Photo: Despite lockdown orders in Uganda for the COVID-19 crisis, our staff are still preparing hundreds of meals daily for our orphan boarding boarding students, resident staff members, and at-risk students at our rural primary school campus who still come for meal service. One of our longterm prayer requests has been our hope for a new kitchen for our main campus. Many other pressing needs always seem to get priority. However, our faithful kitchen staff make do and never complain; it’s a huge job.
We are happy to report that 14 of our primary school students took the National Primary Leaving Education (PLE) exams in November. These students were in the 7th grade which marks the end of their primary school education. We are very proud of them! 100% of these children passed their PLE exams and were promoted to our high school on our main campus. These students come from remote villages with uneducated, poverty-stricken families, and some of them are orphans.
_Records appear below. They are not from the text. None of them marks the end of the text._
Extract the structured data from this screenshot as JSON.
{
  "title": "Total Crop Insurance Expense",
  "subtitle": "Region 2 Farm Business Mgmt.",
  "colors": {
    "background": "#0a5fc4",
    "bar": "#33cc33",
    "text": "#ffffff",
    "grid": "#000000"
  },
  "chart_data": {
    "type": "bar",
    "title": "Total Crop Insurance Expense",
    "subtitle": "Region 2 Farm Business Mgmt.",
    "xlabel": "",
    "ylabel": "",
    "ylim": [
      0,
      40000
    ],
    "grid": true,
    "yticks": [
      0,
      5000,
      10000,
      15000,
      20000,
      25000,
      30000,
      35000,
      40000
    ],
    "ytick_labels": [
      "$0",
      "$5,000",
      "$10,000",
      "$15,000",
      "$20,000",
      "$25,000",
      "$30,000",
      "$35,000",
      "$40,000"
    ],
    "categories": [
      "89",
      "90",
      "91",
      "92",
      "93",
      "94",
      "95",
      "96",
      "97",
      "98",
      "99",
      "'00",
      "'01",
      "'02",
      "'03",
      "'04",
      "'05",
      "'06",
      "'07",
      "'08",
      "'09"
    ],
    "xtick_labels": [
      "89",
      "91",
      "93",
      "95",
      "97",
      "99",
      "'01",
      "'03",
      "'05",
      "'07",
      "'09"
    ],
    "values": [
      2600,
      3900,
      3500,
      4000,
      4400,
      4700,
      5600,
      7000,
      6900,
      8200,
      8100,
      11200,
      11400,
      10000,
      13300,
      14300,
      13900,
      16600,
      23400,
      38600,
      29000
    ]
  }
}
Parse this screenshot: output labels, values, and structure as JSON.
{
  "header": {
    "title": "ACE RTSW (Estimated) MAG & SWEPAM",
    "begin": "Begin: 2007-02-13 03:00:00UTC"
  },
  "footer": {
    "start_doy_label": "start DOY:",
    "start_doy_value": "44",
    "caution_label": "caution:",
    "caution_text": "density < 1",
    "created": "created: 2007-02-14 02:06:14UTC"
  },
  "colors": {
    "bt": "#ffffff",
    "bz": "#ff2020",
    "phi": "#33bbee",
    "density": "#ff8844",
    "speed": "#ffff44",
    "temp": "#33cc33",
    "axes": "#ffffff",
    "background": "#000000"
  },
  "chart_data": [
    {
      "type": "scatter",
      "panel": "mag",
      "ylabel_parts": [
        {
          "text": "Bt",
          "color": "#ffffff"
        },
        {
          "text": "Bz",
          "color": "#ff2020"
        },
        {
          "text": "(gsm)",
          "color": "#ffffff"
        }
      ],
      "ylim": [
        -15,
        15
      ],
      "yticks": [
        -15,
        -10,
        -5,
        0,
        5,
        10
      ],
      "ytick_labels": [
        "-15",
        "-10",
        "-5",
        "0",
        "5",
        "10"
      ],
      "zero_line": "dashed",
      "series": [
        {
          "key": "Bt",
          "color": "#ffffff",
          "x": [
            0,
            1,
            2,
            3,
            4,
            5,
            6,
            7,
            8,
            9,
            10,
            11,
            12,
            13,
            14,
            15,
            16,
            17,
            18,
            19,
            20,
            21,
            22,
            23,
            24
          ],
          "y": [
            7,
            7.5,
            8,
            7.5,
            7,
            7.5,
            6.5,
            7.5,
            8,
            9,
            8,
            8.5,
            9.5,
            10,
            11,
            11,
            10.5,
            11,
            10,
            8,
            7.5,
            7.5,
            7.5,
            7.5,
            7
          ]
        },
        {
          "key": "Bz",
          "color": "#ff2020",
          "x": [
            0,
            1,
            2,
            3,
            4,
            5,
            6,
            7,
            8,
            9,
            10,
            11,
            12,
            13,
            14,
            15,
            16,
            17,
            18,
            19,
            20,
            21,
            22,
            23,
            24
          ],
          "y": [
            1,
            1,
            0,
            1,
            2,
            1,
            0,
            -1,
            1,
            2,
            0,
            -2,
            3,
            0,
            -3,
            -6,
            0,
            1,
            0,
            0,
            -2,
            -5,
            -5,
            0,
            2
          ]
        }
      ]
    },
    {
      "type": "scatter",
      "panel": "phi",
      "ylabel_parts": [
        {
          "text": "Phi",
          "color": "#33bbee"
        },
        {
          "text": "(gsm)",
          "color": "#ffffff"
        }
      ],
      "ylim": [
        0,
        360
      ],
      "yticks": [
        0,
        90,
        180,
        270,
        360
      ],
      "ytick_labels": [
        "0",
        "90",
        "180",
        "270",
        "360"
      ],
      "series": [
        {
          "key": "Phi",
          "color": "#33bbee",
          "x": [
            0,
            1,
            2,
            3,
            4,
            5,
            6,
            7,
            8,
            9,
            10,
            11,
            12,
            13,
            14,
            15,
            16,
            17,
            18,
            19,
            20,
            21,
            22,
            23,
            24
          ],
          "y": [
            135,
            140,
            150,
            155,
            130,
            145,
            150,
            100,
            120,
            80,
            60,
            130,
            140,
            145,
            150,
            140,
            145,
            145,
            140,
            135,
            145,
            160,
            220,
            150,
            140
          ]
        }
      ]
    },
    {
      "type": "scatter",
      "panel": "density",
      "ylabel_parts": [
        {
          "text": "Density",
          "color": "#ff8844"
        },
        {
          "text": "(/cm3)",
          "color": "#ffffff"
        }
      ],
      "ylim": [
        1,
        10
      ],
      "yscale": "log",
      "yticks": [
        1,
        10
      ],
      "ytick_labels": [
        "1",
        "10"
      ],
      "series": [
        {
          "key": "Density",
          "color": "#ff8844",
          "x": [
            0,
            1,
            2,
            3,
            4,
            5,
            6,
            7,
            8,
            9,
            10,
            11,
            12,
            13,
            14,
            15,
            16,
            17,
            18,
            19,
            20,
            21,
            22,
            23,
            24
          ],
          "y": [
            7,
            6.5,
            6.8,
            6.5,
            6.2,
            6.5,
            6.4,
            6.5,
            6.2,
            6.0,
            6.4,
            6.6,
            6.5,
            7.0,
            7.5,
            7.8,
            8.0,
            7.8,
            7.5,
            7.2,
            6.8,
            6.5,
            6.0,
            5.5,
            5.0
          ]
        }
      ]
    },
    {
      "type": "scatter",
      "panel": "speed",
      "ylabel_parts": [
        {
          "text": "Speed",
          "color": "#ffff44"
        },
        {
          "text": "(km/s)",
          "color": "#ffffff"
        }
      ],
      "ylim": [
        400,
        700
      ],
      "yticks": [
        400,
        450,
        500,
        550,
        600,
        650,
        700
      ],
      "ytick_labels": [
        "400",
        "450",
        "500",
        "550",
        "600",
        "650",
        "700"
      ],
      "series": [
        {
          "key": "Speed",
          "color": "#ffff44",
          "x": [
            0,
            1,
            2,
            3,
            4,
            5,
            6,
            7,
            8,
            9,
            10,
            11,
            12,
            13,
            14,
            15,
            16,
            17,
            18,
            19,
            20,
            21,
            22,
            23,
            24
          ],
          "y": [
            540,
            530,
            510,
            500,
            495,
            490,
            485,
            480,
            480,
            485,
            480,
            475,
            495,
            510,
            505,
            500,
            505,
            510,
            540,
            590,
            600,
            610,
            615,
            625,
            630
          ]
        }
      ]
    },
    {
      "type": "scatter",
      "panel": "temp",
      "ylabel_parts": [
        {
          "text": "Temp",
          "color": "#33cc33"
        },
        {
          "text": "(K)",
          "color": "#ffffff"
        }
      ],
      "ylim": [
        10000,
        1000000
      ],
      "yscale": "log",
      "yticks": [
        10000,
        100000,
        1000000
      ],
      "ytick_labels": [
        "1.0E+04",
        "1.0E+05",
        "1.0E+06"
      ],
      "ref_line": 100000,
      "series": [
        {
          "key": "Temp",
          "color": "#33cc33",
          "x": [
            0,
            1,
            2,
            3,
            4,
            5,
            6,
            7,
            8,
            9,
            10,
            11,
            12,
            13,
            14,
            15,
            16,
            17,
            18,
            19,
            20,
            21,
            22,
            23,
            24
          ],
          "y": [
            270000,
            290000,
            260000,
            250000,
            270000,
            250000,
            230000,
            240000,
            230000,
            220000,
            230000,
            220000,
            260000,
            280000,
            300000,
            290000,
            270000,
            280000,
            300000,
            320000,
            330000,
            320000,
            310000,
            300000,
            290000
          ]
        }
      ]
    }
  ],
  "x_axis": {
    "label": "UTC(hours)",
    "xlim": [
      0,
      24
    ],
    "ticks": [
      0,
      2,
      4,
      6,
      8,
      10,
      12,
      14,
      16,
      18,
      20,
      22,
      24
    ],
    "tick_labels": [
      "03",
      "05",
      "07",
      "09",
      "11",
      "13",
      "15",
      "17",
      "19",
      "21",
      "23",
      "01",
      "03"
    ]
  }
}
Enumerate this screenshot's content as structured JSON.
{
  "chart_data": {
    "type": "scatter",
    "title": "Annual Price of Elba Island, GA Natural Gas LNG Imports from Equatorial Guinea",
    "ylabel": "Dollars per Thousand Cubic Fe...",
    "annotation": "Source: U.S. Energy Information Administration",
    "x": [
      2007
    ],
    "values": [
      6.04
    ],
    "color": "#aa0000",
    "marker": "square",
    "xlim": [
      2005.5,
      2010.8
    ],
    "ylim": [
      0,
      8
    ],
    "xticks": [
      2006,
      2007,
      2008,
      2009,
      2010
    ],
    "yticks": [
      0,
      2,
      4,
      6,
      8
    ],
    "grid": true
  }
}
With access to a good education they now will be able to transform their future and their communities at large.
In other good news, 68 of our high school students took their national exams at the end of last year, and 90% of these children qualified to join the Advanced Level of Education, more commonly called the “A” level. We enroll students in both the “O” level (the first 4 years in Ugandan high school) and the “A” level (all 6 years of Ugandan high school).
265 children (ages 4-13) started a new semester at our rural primary school in February where they have been studying English, math, and 2 levels of literacy. When they are not hard at work in their studies, they enjoy playing soccer, hide & seek, jump-roping, telling stories to each other, and running, laughing, and chasing each other around the school grounds.
250 children (ages 14-19) started a new semester at our high school in February as well where they have been studying English, math, chemistry, physics, biology, history, geography, agriculture, computer studies, entrepreneurship, and Bible studies. When they are not learning these school subjects, they like to have fun together by playing soccer, badminton, Ruddo, hide & seek, jump-roping, creating stories to tell each other, and running around our main campus.
The Ugandan government is requiring all of the schools in the area to install fire extinguishers to increase safety for the children. Thus, we are seeking raise $500 in order to purchase 10 fire extinguishers for both of our schools. This is a much-needed security measure to keep our children safe.
We are also still seeking to raise $25,000 in order to build and fully furnish a much-needed new building at our high school. With your generosity, raising this amount would enable us to purchase cement, sand, timber, paint, door screens, window shutters, library shelves, computer tables, all of the necessary items for our science laboratory, desks for the students, chairs for the teachers, library books, and lockers for the students. This is an urgent need because our students are currently studying in dusty classrooms due to open windows and doors with no shutters. This situation becomes worse when it rains as wind blows through the classrooms and the students and their books get wet.
Our other great need for our education programs is to raise $8,000 in order to purchase 40 laptops ($200 each). This is important as the laptops will enable our high school students to further excel in their daily studies, including improving upon the computer skills portion of their end-of-semester exams in April as they will be using more efficient laptops.
The rainy season began last month, enabling us to plant corn, beans, green vegetables, tomatoes, onions, and carrots on our farmland. However, the rains are very unpredictable which often affects our ability to grow our goal amount of food. For instance, our banana grove is recovering from the dry season, thus we are mulching to cover the soil so it can retain moisture. Our inability to farm when there is a drought emphasizes our ongoing, urgent need to raise $5,000 to purchase a piped irrigation system large enough for our farmland which will be a powerful, efficient irrigation method.
In response to the COVId-19 crisis, through the guidance of our Rapha Medical Clinic leadership, our Rural Uganda team has been working since late February to teach the students and members of the community via hand washing workshops to make sure that the best WHO-recommended hand washing techniques are being adopted to fight the spread of the virus.
Thanks to our farmland, we have plenty of beans, corn and other local grains stockpiled, ensuring the consistent supply of basic ingredients in our kitchens. The government has temporarily halted school classes nationwide, but our eight staff who live on campus remain with us, as do the approximately 100 orphans who still remain with us. Their needs on campus remain, and we are dedicated to keeping them well fed and cared for while classes are paused.
Every precaution is being taken to protect our boarding students from the virus including social distancing and accepting no visitors on our campuses for over 30 days now. Food is being distributed to our at-risk primary school students and their families who have come to rely on school-day meals for their nutrition and survival. We are doing our best to ensure their continued care under the circumstances. Thankfully, in cooperation with local authorities our distribution of food is being considered “essential services” and for that we are grateful.
Our faithful field director wanted us to pass along this message to you: “I appreciate your generosity towards our work in the field, and I request that you empower us even more to enable the already existing projects to take root as we aim at becoming self-sustainable in the future.”